Salary levels in Premier League football are around 90 per cent responsible for finishing position, according to Stefan Szymanski, the co-author of ‘Soccernomics’, and a professor of Economics and the Director of Sports at the Cass Business School in London.

Today’s game is a clash of £1.4bn in combined expenditure in billionaire’s cash to date, according to sportingintelligence calculations.

For Chelsea, we reckon Roman Abramovich has spent £773.9m and counting so far at Chelsea since 2003, give or take a few tens of millions. This figure comes from £140m for equity and debt in summer 2003, plus picking up the tab for successive annual losses since then of £87.8m (in 2003-04), £140m, £80m, £74.8m, £66m, £44.4m, £70.9m (in 2009-10) and a projected conservative loss of £50m in 2010-11.

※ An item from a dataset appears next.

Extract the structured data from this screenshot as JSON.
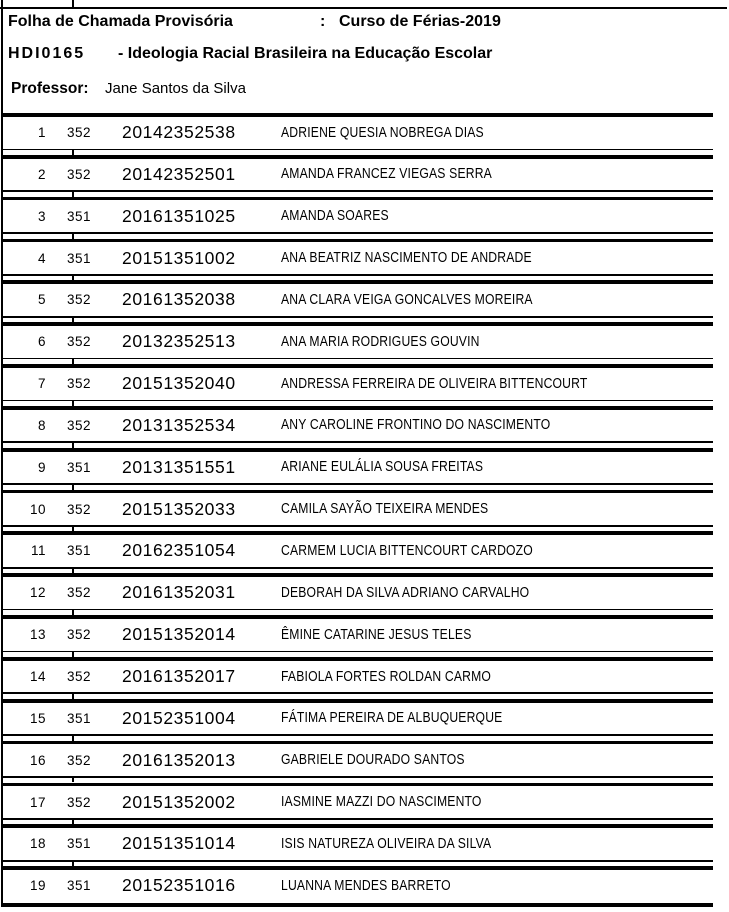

At City, we reckon that Sheikh Mansour has so far spent £648.8m and counting since September 2008, made up of initial equity and debt payments of £304.9m, annual losses of £92.6m in 2008-09 and £121.3m in 2009-10, and a projected loss for 2010-11 of around £130m.

If these figures make the head swim, then the net result should be simple: spending that much cash really should put you in contention for the title.

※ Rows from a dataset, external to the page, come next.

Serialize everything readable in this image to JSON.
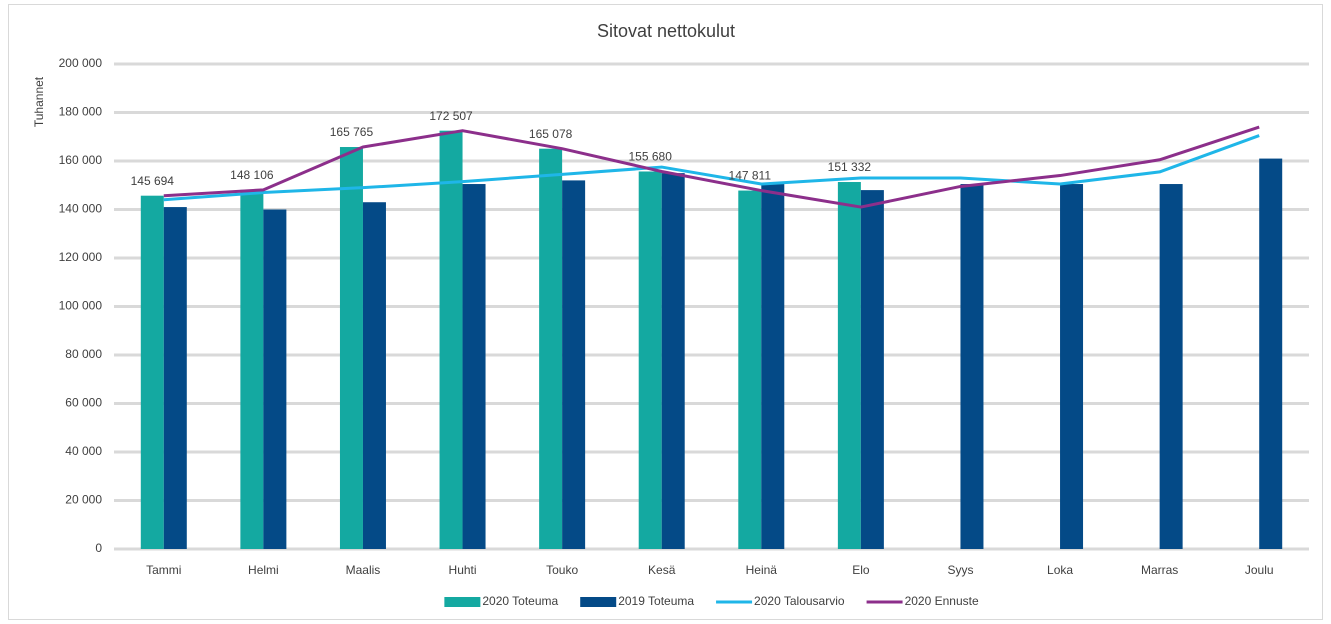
{
  "chart_data": {
    "type": "bar",
    "title": "Sitovat nettokulut",
    "y_label": "Tuhannet",
    "categories": [
      "Tammi",
      "Helmi",
      "Maalis",
      "Huhti",
      "Touko",
      "Kesä",
      "Heinä",
      "Elo",
      "Syys",
      "Loka",
      "Marras",
      "Joulu"
    ],
    "series": [
      {
        "name": "2020 Toteuma",
        "type": "bar",
        "color": "#14a9a1",
        "values": [
          145694,
          148106,
          165765,
          172507,
          165078,
          155680,
          147811,
          151332,
          null,
          null,
          null,
          null
        ],
        "value_labels": [
          "145 694",
          "148 106",
          "165 765",
          "172 507",
          "165 078",
          "155 680",
          "147 811",
          "151 332",
          null,
          null,
          null,
          null
        ]
      },
      {
        "name": "2019 Toteuma",
        "type": "bar",
        "color": "#044a87",
        "values": [
          141000,
          140000,
          143000,
          150500,
          152000,
          155000,
          150500,
          148000,
          150500,
          150500,
          150500,
          161000
        ]
      },
      {
        "name": "2020 Talousarvio",
        "type": "line",
        "color": "#1fb6e8",
        "values": [
          144000,
          147000,
          149000,
          151500,
          154500,
          157500,
          150500,
          153000,
          153000,
          150500,
          155500,
          170500
        ]
      },
      {
        "name": "2020 Ennuste",
        "type": "line",
        "color": "#8c2f8b",
        "values": [
          145694,
          148106,
          165765,
          172507,
          165078,
          155680,
          147811,
          141000,
          149500,
          154000,
          160500,
          174000
        ]
      }
    ],
    "ylim": [
      0,
      200000
    ],
    "yticks": [
      0,
      {
        "value": 20000,
        "label": "20 000"
      },
      {
        "value": 40000,
        "label": "40 000"
      },
      {
        "value": 60000,
        "label": "60 000"
      },
      {
        "value": 80000,
        "label": "80 000"
      },
      {
        "value": 100000,
        "label": "100 000"
      },
      {
        "value": 120000,
        "label": "120 000"
      },
      {
        "value": 140000,
        "label": "140 000"
      },
      {
        "value": 160000,
        "label": "160 000"
      },
      {
        "value": 180000,
        "label": "180 000"
      },
      {
        "value": 200000,
        "label": "200 000"
      }
    ],
    "grid": true,
    "legend": "bottom"
  }
}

As Prof Szymanski explains to sportingintelligence: ‘It’s reasonable to be able to predict performance in football by wages because, in simple terms, there is a market in players and the best players will end up with the clubs who can pay them the most money.’

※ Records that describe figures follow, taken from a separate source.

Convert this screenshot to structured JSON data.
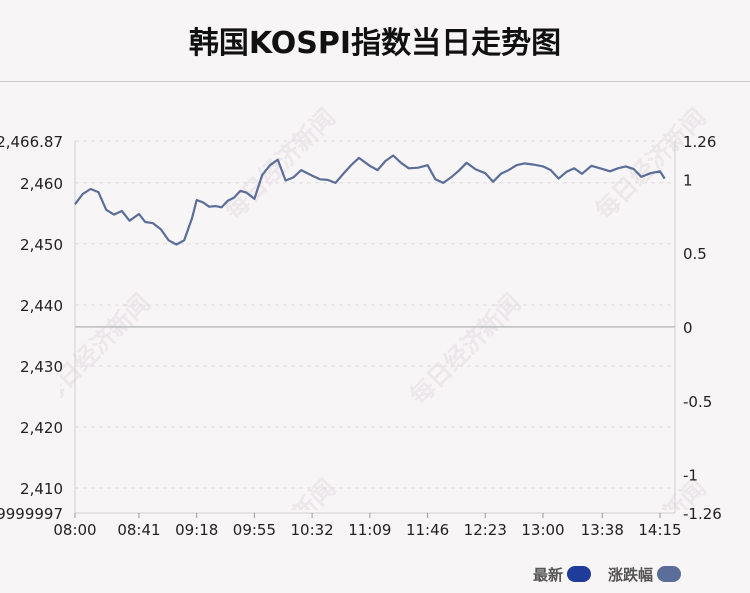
{
  "header": {
    "title": "韩国KOSPI指数当日走势图"
  },
  "legend": {
    "latest_label": "最新",
    "change_label": "涨跌幅",
    "latest_color": "#1f3c9b",
    "change_color": "#5a6e99"
  },
  "chart_data": {
    "type": "line",
    "title": "韩国KOSPI指数当日走势图",
    "xlabel": "",
    "ylabel": "",
    "x_ticks": [
      "08:00",
      "08:41",
      "09:18",
      "09:55",
      "10:32",
      "11:09",
      "11:46",
      "12:23",
      "13:00",
      "13:38",
      "14:15"
    ],
    "y_left": {
      "ticks": [
        2466.87,
        2460,
        2450,
        2440,
        2430,
        2420,
        2410
      ],
      "tick_labels": [
        "2,466.87",
        "2,460",
        "2,450",
        "2,440",
        "2,430",
        "2,420",
        "2,410"
      ],
      "bottom_label": "9999997",
      "ylim": [
        2405.9,
        2466.87
      ]
    },
    "y_right": {
      "ticks": [
        1.26,
        1,
        0.5,
        0,
        -0.5,
        -1,
        -1.26
      ],
      "tick_labels": [
        "1.26",
        "1",
        "0.5",
        "0",
        "-0.5",
        "-1",
        "-1.26"
      ],
      "ylim": [
        -1.26,
        1.26
      ]
    },
    "baseline": 2436.4,
    "grid": true,
    "legend_position": "bottom-right",
    "line_color": "#5a6e99",
    "series": [
      {
        "name": "涨跌幅",
        "x": [
          "08:00",
          "08:05",
          "08:10",
          "08:15",
          "08:20",
          "08:25",
          "08:30",
          "08:35",
          "08:41",
          "08:45",
          "08:50",
          "08:55",
          "09:00",
          "09:05",
          "09:10",
          "09:15",
          "09:18",
          "09:22",
          "09:26",
          "09:30",
          "09:34",
          "09:38",
          "09:42",
          "09:46",
          "09:50",
          "09:55",
          "10:00",
          "10:05",
          "10:10",
          "10:15",
          "10:20",
          "10:25",
          "10:32",
          "10:37",
          "10:42",
          "10:47",
          "10:52",
          "10:57",
          "11:02",
          "11:09",
          "11:14",
          "11:19",
          "11:24",
          "11:29",
          "11:34",
          "11:40",
          "11:46",
          "11:51",
          "11:56",
          "12:01",
          "12:06",
          "12:11",
          "12:17",
          "12:23",
          "12:28",
          "12:33",
          "12:38",
          "12:43",
          "12:48",
          "12:54",
          "13:00",
          "13:05",
          "13:10",
          "13:15",
          "13:20",
          "13:25",
          "13:31",
          "13:38",
          "13:43",
          "13:48",
          "13:53",
          "13:58",
          "14:03",
          "14:09",
          "14:15",
          "14:18"
        ],
        "values": [
          2456.5,
          2458.2,
          2459.0,
          2458.5,
          2455.6,
          2454.8,
          2455.4,
          2453.8,
          2454.9,
          2453.6,
          2453.4,
          2452.4,
          2450.6,
          2449.9,
          2450.6,
          2454.2,
          2457.2,
          2456.8,
          2456.1,
          2456.2,
          2456.0,
          2457.1,
          2457.6,
          2458.7,
          2458.4,
          2457.4,
          2461.3,
          2462.9,
          2463.8,
          2460.4,
          2460.9,
          2462.1,
          2461.2,
          2460.6,
          2460.5,
          2460.0,
          2461.5,
          2462.9,
          2464.1,
          2462.8,
          2462.1,
          2463.6,
          2464.5,
          2463.3,
          2462.4,
          2462.5,
          2462.9,
          2460.6,
          2460.0,
          2460.9,
          2462.0,
          2463.3,
          2462.2,
          2461.6,
          2460.2,
          2461.5,
          2462.1,
          2462.9,
          2463.2,
          2463.0,
          2462.7,
          2462.1,
          2460.7,
          2461.8,
          2462.4,
          2461.5,
          2462.8,
          2462.3,
          2461.9,
          2462.4,
          2462.7,
          2462.3,
          2461.0,
          2461.6,
          2461.9,
          2460.7
        ]
      }
    ]
  }
}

Transfer spending is another related indicator of potential success – but not quite as good for several reasons. Fees are often more arbitrary, or not paid at all in the case of ‘Bosman’ deals. Pressure to splash out on fees in time-limited windows also tends to distort matters in a way that long-term wage deals tend not to be distorted. There is a vibrant debate over whether wages or fees are definitive; the mundane truth is that an as-yet undefined combination of both would probably be best.

Symanski says: ‘We have evidence over a long period showing the relationship between wages and success, and transfer fees don’t track success quite so closely.’

He added that the relationship between pay and success is best observed over long periods. One club consistently spending the most on wages over time will almost certainly becoming high achieving consistently, as Chelsea have done.

‘If City are the biggest spenders over the next decade, we’d expect them to win more titles than anyone else in that period,’ Symanski says. ‘We wouldn’t necessarily expect the impact in Year One [of investment, 2008-09] but already we’ve seen them move from mid-table to Champions League [aspirants], and now they’re in there, they can compete for the title . . . that’s what you expect when you spend money.’

Our second graphic today charts the total salary spending of the ‘Big Six’ – Chelsea, Manchester United, Arsenal, Liverpool, City and Tottenham – since 2004-05.

Chelsea in dark blue have consistently outspent their rivals on wages in that period – until now, perhaps. Note City’s light blue rise.